Les conseils de lecture d’Emmanuel Wallon
« Le monde selon l’IA. Catalogue de l’exposition présentée au Jeu de Paume » de Antonio Somaini
Puisque les majors de l’IA étendent leur influence sur la planète et au-delà, il est logique et salutaire que les artistes les observent attentivement. Ils utilisent tous les moyens à leur disposition, y compris les outils fournis par ces mêmes machines.
Pour celles et ceux qui n’ont pas pu visiter l’exposition, le catalogue présenté au Jeu de Paume, à Paris, offre un large aperçu des réalisations. L’exposition a lieu du 11 avril au 21 septembre 2025.

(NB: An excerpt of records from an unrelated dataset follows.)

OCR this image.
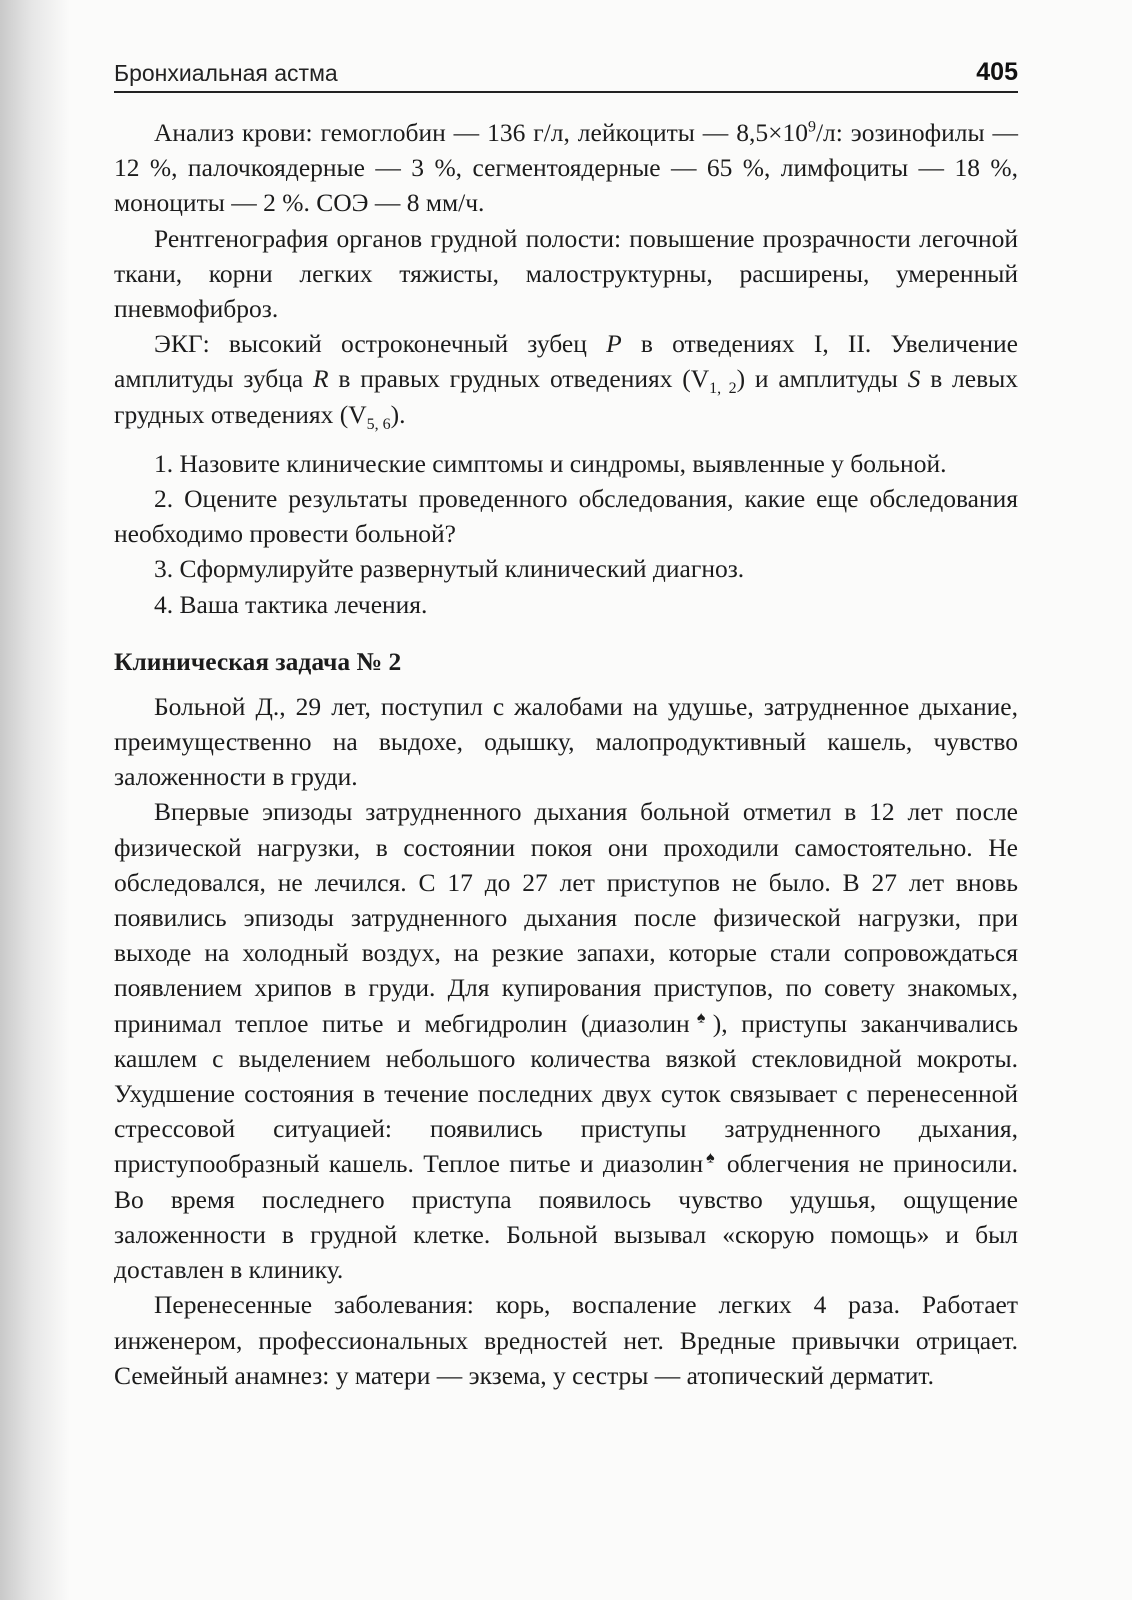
Бронхиальная астма	405

Анализ крови: гемоглобин — 136 г/л, лейкоциты — $8,5\times 10^9/л$: эозинофилы — 12 %, палочкоядерные — 3 %, сегментоядерные — 65 %, лимфоциты — 18 %, моноциты — 2 %. СОЭ — 8 мм/ч.

Рентгенография органов грудной полости: повышение прозрачности легочной ткани, корни легких тяжисты, малоструктурны, расширены, умеренный пневмофиброз.

ЭКГ: высокий остроконечный зубец P в отведениях I, II. Увеличение амплитуды зубца R в правых грудных отведениях $(V_{1, 2})$ и амплитуды S в левых грудных отведениях $(V_{5, 6})$.

1. Назовите клинические симптомы и синдромы, выявленные у больной.

2. Оцените результаты проведенного обследования, какие еще обследования необходимо провести больной?

3. Сформулируйте развернутый клинический диагноз.

4. Ваша тактика лечения.

Клиническая задача № 2

Больной Д., 29 лет, поступил с жалобами на удушье, затрудненное дыхание, преимущественно на выдохе, одышку, малопродуктивный кашель, чувство заложенности в груди.

Впервые эпизоды затрудненного дыхания больной отметил в 12 лет после физической нагрузки, в состоянии покоя они проходили самостоятельно. Не обследовался, не лечился. С 17 до 27 лет приступов не было. В 27 лет вновь появились эпизоды затрудненного дыхания после физической нагрузки, при выходе на холодный воздух, на резкие запахи, которые стали сопровождаться появлением хрипов в груди. Для купирования приступов, по совету знакомых, принимал теплое питье и мебгидролин (диазолин♠), приступы заканчивались кашлем с выделением небольшого количества вязкой стекловидной мокроты. Ухудшение состояния в течение последних двух суток связывает с перенесенной стрессовой ситуацией: появились приступы затрудненного дыхания, приступообразный кашель. Теплое питье и диазолин♠ облегчения не приносили. Во время последнего приступа появилось чувство удушья, ощущение заложенности в грудной клетке. Больной вызывал «скорую помощь» и был доставлен в клинику.

Перенесенные заболевания: корь, воспаление легких 4 раза. Работает инженером, профессиональных вредностей нет. Вредные привычки отрицает. Семейный анамнез: у матери — экзема, у сестры — атопический дерматит.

On y découvre des œuvres critiques, parfois ludiques, souvent impressionnantes. Plasticien·nes, vidéastes, musicien·nes et écrivain·es de tous pays y dévoilent les processus de collecte et de traitement des données. Ils montrent l’entraînement des ordinateurs et la génération des réponses que les chatbots fournissent aux internautes.
D’autres artistes explorent les perspectives langagières, visuelles, auditives et cognitives démultipliées par l’IA. Le catalogue comprend également des textes d’analyse savante. Il propose de nombreuses ressources livresques pour prolonger l’exploration de ces nouvelles virtualités.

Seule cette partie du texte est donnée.